How the RTX 3090 Actually Works: GPU Architecture notes...
I spent some time watching Branch Education's video on how GPUs work, specifically the RTX 3090, and took detailed notes. Figured I'd clean them up and share what I learned about the GA102 architecture.
The Hardware Breakdown
We're looking at GA102, which is the 3090's GPU processor architecture.
The Hierarchy
The architecture is organized in layers:
- 7 GPCs (Graphics Processing Clusters) at the top level

GPU architecture showing the 7 GPCs (Graphics Processing Clusters)
- Within each GPC, there are 12 SMs (Streaming Multiprocessors)

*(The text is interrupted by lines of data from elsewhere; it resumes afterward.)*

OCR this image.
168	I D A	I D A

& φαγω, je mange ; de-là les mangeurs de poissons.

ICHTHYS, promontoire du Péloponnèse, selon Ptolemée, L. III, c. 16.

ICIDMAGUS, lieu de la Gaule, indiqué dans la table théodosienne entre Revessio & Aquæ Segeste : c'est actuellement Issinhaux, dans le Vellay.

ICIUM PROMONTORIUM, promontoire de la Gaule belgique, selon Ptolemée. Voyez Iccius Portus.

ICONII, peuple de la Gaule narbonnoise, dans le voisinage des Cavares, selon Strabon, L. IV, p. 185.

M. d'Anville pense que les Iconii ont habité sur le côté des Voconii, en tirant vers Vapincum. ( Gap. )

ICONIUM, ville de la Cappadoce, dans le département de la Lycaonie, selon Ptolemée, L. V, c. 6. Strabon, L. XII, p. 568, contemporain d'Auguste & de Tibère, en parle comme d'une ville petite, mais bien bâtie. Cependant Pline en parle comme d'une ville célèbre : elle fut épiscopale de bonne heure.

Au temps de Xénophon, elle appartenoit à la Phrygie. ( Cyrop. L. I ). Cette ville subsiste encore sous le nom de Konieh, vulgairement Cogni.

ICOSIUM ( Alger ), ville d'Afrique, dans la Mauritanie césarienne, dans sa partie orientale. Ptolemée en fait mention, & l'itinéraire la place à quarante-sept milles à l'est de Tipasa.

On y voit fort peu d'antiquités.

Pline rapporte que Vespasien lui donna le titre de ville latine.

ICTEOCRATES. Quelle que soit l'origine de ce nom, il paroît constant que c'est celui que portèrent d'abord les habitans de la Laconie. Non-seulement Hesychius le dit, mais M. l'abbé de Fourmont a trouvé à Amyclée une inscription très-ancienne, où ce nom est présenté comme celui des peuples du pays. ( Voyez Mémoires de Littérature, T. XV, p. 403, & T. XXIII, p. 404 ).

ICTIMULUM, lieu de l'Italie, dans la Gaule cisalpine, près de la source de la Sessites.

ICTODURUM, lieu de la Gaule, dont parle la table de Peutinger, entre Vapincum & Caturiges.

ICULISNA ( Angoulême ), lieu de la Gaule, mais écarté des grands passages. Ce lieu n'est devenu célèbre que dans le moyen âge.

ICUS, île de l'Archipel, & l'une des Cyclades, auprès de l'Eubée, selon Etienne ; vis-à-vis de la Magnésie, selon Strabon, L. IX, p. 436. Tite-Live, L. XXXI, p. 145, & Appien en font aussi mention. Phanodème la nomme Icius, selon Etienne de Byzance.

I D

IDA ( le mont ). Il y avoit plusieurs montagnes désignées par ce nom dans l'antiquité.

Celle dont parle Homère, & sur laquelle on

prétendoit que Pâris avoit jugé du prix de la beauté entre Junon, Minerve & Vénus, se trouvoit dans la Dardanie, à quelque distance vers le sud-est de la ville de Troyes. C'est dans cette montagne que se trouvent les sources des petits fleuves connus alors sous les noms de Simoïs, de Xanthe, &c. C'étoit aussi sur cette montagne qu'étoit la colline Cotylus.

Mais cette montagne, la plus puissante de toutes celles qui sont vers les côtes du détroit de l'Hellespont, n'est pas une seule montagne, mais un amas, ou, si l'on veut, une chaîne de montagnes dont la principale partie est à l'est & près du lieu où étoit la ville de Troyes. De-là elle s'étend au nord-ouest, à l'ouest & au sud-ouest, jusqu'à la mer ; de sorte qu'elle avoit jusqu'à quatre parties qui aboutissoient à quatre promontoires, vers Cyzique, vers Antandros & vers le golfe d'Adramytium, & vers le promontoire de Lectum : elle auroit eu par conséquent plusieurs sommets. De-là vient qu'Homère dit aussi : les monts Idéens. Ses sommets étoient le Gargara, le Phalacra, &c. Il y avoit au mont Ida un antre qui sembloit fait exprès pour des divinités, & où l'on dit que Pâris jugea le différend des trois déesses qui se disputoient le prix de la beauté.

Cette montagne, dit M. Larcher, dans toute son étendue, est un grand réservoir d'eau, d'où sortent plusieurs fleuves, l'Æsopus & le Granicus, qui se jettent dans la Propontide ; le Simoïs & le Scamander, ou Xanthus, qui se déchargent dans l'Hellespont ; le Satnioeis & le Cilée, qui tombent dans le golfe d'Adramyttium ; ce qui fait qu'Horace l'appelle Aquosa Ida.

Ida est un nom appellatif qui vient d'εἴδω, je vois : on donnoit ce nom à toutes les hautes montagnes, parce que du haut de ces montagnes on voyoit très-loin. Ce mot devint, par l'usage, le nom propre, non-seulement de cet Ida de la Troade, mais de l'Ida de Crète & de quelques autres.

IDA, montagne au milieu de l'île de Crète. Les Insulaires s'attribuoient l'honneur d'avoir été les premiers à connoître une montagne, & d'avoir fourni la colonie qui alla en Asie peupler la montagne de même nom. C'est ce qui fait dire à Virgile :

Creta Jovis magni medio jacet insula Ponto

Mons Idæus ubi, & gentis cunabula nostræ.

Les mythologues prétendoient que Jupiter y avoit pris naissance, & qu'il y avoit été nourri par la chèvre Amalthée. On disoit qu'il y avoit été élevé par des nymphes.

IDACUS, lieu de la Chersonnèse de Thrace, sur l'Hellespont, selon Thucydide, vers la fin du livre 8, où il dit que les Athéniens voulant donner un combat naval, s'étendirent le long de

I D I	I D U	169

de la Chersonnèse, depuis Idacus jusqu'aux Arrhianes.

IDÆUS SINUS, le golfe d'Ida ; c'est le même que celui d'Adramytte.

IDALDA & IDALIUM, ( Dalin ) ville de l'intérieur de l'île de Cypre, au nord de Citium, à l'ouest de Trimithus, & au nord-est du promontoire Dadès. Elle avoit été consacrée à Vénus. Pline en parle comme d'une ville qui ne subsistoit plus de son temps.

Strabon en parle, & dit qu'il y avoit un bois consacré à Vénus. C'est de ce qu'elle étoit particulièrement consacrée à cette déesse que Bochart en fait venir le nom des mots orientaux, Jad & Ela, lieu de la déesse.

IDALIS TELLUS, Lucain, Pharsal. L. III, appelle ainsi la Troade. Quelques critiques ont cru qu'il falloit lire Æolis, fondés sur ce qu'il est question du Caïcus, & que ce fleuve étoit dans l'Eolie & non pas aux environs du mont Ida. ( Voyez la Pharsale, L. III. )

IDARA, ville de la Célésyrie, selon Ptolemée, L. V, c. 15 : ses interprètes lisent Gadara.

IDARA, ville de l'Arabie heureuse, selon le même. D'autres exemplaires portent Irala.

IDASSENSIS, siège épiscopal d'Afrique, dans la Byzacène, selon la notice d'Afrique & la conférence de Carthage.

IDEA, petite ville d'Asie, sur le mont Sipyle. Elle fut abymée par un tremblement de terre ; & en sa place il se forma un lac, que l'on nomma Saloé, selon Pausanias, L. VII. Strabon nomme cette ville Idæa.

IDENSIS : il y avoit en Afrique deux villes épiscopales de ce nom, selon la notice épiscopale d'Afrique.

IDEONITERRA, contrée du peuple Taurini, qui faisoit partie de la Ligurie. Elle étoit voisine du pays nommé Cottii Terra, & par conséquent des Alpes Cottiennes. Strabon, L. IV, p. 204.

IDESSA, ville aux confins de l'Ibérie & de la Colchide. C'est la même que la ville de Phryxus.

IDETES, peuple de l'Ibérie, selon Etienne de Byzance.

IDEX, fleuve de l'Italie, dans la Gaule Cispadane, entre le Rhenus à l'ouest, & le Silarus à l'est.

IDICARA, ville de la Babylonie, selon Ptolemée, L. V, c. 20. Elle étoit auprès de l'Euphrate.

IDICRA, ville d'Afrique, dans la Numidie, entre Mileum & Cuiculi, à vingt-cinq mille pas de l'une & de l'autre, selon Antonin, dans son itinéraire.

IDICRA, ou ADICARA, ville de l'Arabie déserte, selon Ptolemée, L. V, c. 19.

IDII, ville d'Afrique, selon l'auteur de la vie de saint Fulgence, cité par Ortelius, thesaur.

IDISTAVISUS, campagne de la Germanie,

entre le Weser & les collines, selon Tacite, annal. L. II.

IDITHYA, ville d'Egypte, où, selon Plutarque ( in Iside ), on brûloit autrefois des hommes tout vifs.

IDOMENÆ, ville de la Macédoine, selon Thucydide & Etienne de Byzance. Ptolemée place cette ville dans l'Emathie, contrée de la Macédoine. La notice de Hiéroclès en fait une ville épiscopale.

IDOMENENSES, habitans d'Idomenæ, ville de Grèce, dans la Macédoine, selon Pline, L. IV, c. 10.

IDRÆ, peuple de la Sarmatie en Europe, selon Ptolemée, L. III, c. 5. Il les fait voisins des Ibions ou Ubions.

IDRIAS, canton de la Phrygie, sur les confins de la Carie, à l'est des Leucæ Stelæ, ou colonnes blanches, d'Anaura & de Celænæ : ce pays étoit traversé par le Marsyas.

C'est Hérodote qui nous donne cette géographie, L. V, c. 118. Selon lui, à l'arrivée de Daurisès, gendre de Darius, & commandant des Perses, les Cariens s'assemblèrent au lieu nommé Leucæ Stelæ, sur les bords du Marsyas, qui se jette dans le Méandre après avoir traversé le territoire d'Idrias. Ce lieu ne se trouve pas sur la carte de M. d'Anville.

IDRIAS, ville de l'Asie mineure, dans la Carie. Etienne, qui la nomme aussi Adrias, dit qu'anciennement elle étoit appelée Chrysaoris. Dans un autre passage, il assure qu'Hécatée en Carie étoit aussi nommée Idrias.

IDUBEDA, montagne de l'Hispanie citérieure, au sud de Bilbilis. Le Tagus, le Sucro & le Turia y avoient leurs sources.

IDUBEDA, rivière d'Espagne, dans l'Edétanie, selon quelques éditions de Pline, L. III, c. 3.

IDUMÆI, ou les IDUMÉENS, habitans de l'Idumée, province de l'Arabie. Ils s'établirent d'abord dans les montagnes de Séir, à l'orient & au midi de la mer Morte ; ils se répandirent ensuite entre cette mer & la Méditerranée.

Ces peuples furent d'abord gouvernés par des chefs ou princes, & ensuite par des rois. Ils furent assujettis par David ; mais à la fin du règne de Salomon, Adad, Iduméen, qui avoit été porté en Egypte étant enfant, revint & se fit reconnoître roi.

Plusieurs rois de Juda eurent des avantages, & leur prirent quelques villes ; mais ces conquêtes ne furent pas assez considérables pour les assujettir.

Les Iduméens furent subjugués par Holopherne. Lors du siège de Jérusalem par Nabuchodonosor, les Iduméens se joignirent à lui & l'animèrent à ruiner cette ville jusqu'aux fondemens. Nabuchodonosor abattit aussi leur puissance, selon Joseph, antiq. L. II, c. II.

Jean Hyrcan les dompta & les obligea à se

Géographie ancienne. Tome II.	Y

Internal structure of a Streaming Multiprocessor (SM)
- Inside each SM, there are 4 warp schedulers and 1 Ray Tracing core
- Inside each warp, there are 32 CUDA cores (shading cores) and 1 Tensor core
Total Core Count
Across the entire GPU:
- 10,752 CUDA cores
- 336 Tensor cores
- 84 Ray Tracing cores
Around the Edge
The chip's periphery includes:
- 12 graphics memory controllers
- NVLink controllers
- PCIe interface
- 6MB Level 2 SRAM cache at the bottom
- Gigathread Engine that manages all 7 GPCs and the streaming multiprocessors inside
Inside Each SM
Each streaming multiprocessor contains:
- 128KB of L1 cache/shared memory (configurable split)
What Each Core Does
CUDA Cores
Can be thought of as simple binary calculators - they handle addition, multiplication, and a few other basic operations.
Tensor Cores
Matrix multiplication and addition calculators. They're used the most when working with geometrical transformations and neural networks.
Ray Tracing Cores
The fewest and the largest cores. They're specially designed for ray tracing algorithms.
Key Terminologies
FMA (Fused Multiply-Add)
The operation A × B + C. This is a fundamental calculation that gets used constantly in GPU operations.

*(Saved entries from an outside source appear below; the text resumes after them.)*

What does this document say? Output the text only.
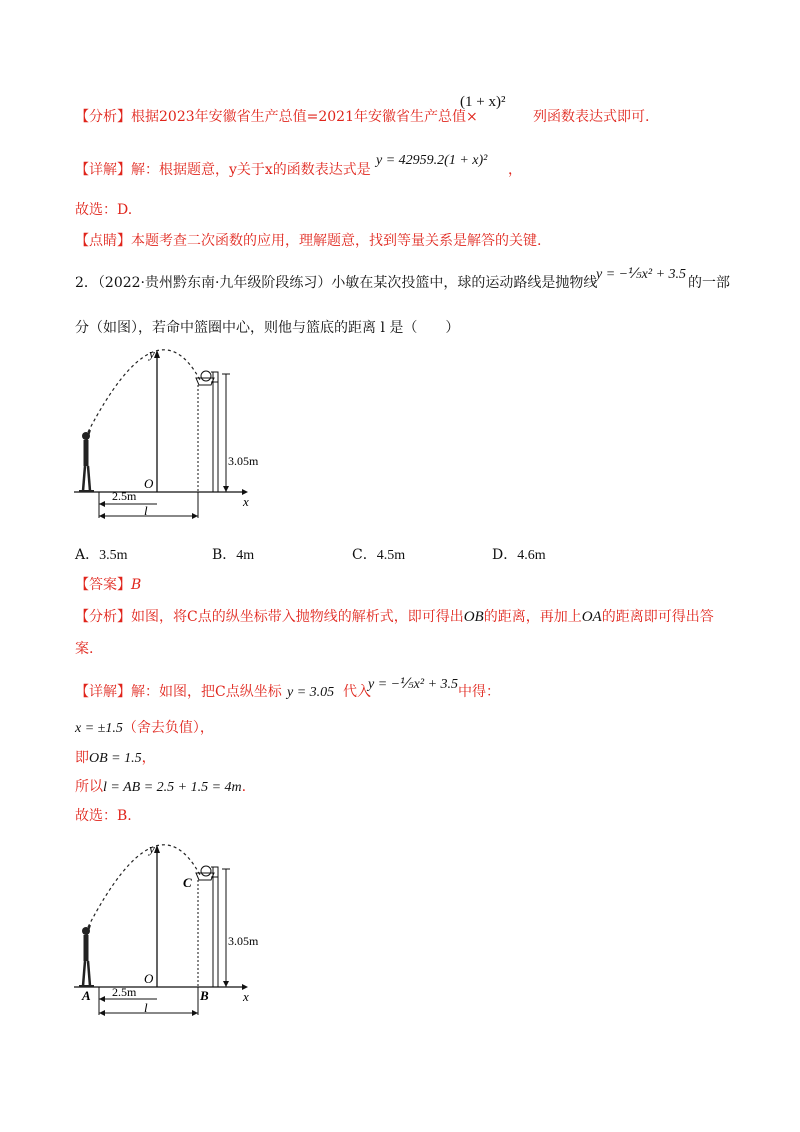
【分析】根据2023年安徽省生产总值=2021年安徽省生产总值×
(1 + x)²
列函数表达式即可.
【详解】解：根据题意，y关于x的函数表达式是
y = 42959.2(1 + x)²
，
故选：D.
【点睛】本题考查二次函数的应用，理解题意，找到等量关系是解答的关键.
2．（2022·贵州黔东南·九年级阶段练习）小敏在某次投篮中，球的运动路线是抛物线
y = −⅕x² + 3.5
的一部
分（如图），若命中篮圈中心，则他与篮底的距离 l 是（　　）
y
x
O
3.05m
2.5m
l
A．3.5m	B．4m	C．4.5m	D．4.6m
【答案】B
【分析】如图，将C点的纵坐标带入抛物线的解析式，即可得出OB的距离，再加上OA的距离即可得出答
案.
【详解】解：如图，把C点纵坐标 y = 3.05 代入
y = −⅕x² + 3.5 中得：
x = ±1.5（舍去负值），
即OB = 1.5，
所以l = AB = 2.5 + 1.5 = 4m.
故选：B.
y
x
O
3.05m
2.5m
l
A	B
C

SIMD (Single Instruction, Multiple Data)
GPUs solve embarrassingly parallel problems using SIMD - applying one instruction to multiple data points simultaneously.

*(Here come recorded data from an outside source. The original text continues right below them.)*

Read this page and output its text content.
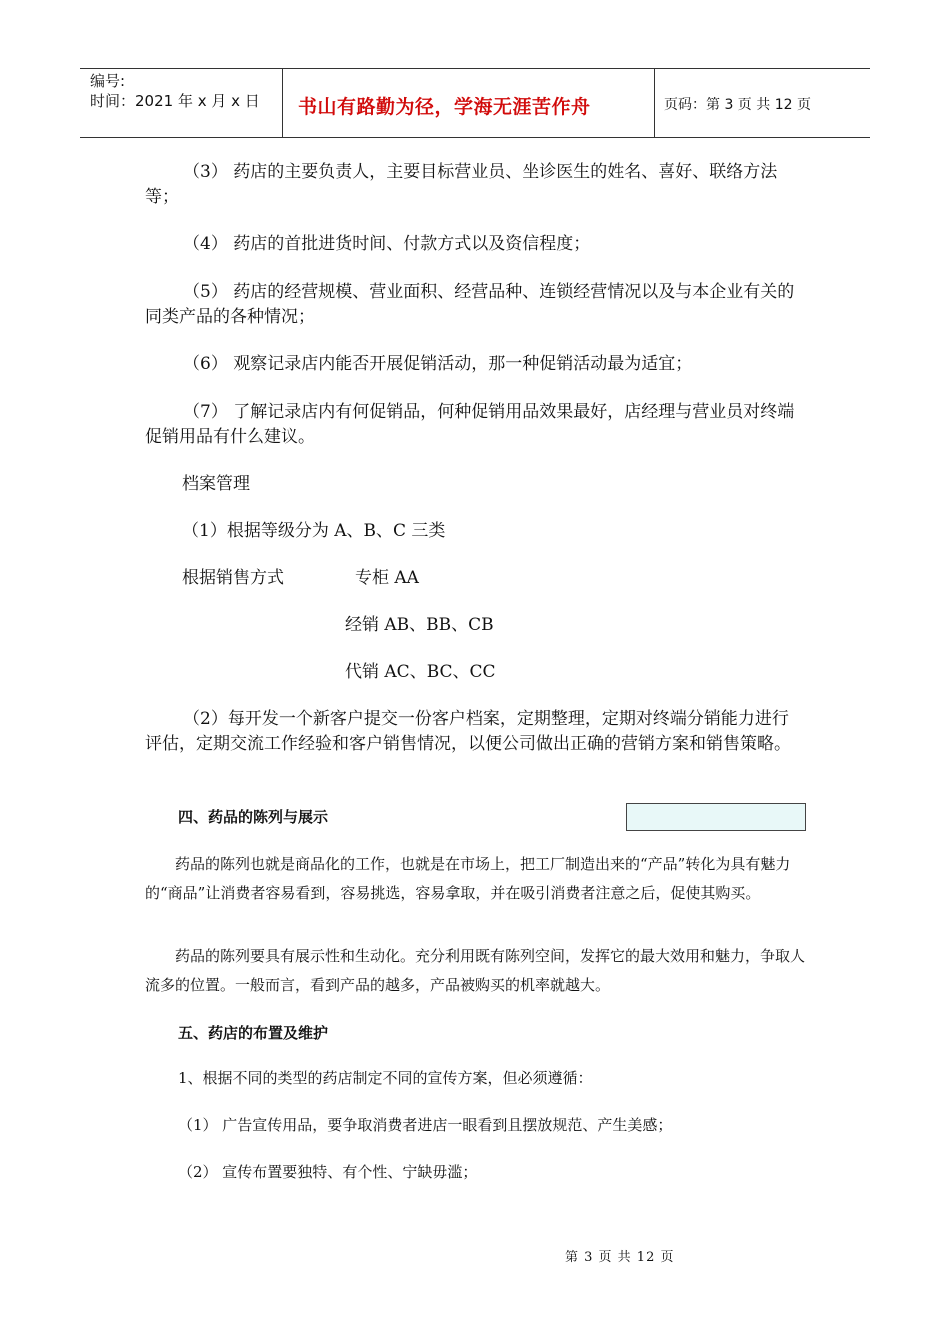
编号:
时间：2021 年 x 月 x 日 书山有路勤为径，学海无涯苦作舟	页码：第 3 页 共 12 页
（3） 药店的主要负责人，主要目标营业员、坐诊医生的姓名、喜好、联络方法等；
（4） 药店的首批进货时间、付款方式以及资信程度；
（5） 药店的经营规模、营业面积、经营品种、连锁经营情况以及与本企业有关的同类产品的各种情况；
（6） 观察记录店内能否开展促销活动，那一种促销活动最为适宜；
（7） 了解记录店内有何促销品，何种促销用品效果最好，店经理与营业员对终端促销用品有什么建议。
档案管理
（1）根据等级分为 A、B、C 三类
根据销售方式	专柜 AA
经销 AB、BB、CB
代销 AC、BC、CC
（2）每开发一个新客户提交一份客户档案，定期整理，定期对终端分销能力进行评估，定期交流工作经验和客户销售情况，以便公司做出正确的营销方案和销售策略。
四、药品的陈列与展示
药品的陈列也就是商品化的工作，也就是在市场上，把工厂制造出来的“产品”转化为具有魅力的“商品”让消费者容易看到，容易挑选，容易拿取，并在吸引消费者注意之后，促使其购买。
药品的陈列要具有展示性和生动化。充分利用既有陈列空间，发挥它的最大效用和魅力，争取人流多的位置。一般而言，看到产品的越多，产品被购买的机率就越大。
五、药店的布置及维护
1、根据不同的类型的药店制定不同的宣传方案，但必须遵循：
（1） 广告宣传用品，要争取消费者进店一眼看到且摆放规范、产生美感；
（2） 宣传布置要独特、有个性、宁缺毋滥；
第 3 页 共 12 页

SIMT (Single Instruction, Multiple Threads)
Basically SIMD but adds a program counter, which avoids conflicts from dependency and branching of operations.
Computational Architecture → Physical Hardware
Now that we understand how SIMD/SIMT works, here's how the computational architecture maps to the physical hardware:
- Each instruction is completed by a thread
- A thread is paired with a CUDA core
- Threads are bundled into groups of 32 called warps
- The same sequence of instructions are issued to all threads in a warp
- Warps are grouped into thread blocks, which are handled by a Streaming Multiprocessor (SM)
- Thread blocks are grouped into grids, which are computed across the entire GPU
All these operations are managed and scheduled by the Gigathread Engine, which maps the available thread blocks to the streaming multiprocessors.